Humanities Homework Help

RLG 349 Early Monasticism in Medieval Christianity Essay

 

You are required to use at least four of the assigned readings for the essay. Depending on your topic, it may be very useful to bring in an additional source that directly targets what you want to analyze. That being said, all of the assigned readings are excellent and you can do well in this course by showing that you’veunderstood their arguments.Your essays, however, should not merely summarize the readings. Rather, your goal should be to focus on some specific area relevant to each Part of the course, making selective use of the sources that youve chosen.

Here are some broad topics for the first essay that could be developed into an essay focus:i) identify a core feature of early monasticism and explain how and why this feature is reinterpreted in later medieval history; ii) discuss some aspect of the experience of women in monastic settings; iii) explain how monasteries were integrated into wider social and political contexts. (Any topic can be chosen and then a specific essay will be written on that topic)

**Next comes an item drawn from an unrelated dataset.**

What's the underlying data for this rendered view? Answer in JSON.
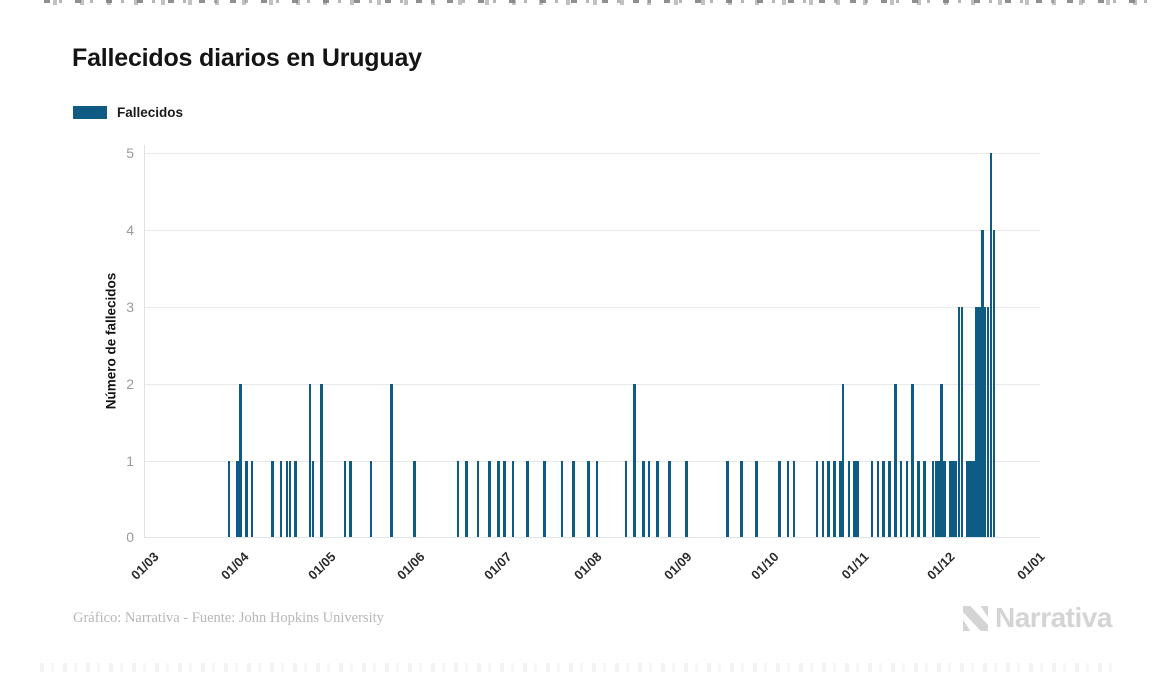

The general characteristics of a strong essay include:

focus – opening paragraph effectively introducing your topic and clearly stating the thesis or position that you’ll be defending and explaining; it usually helps to provide some context first before you state your thesis, but keep your discussion of this context to a minimum
organization – each paragraph should have a clear focus and provide support in some way for your thesis (I shouldn’t have to try and guess what the connection is); analysis should flow smoothly with no sudden leaps to unrelated ideas
use of sources – evidence that you’ve understood the key points of a scholar’s argument and how they’re relevant to your thesis; use of a proper citation method (your choice, but must be one that gives page numbers for citations)
critical response – identify possible weaknesses in the existing arguments, and/or perspectives that could deepen the analysis, and/or further questions that could be relevant
technique – exemplary grammar, spelling, sentence structure, style; your aim here should be clarity of expression, not complexity for the sake of complexity

As stated in the syllabus, I’ve provided a few topic areas that you can work with, if any of them appeal to you. Again, don’t feel that you *have* to use any of them. The best topic is the one that i) grabs your attention the most AND ii) is well-analyzed by the sources that you’re using. So, if there’s a specific topic in any of the readings in Part 1 that doesn’t overlap directly with the three default topics, and if you can find support for it in other sources (either among the assigned readings or ones that you find), then there’s no reason why you shouldn’t at least consider it. A key to success is to avoid general summaries of whole areas. For example, to try to describe *every* aspect of female monastic life would be too much! Or to cover *every* way in which monasteries were connected to the social and political life around them. A narrower focus *within* those broad domains will allow you to add more depth to your analysis. Practically speaking, you’ll want to already be thinking about directions you might want to go and be assessing which readings (or other sources) you might make use of to get there.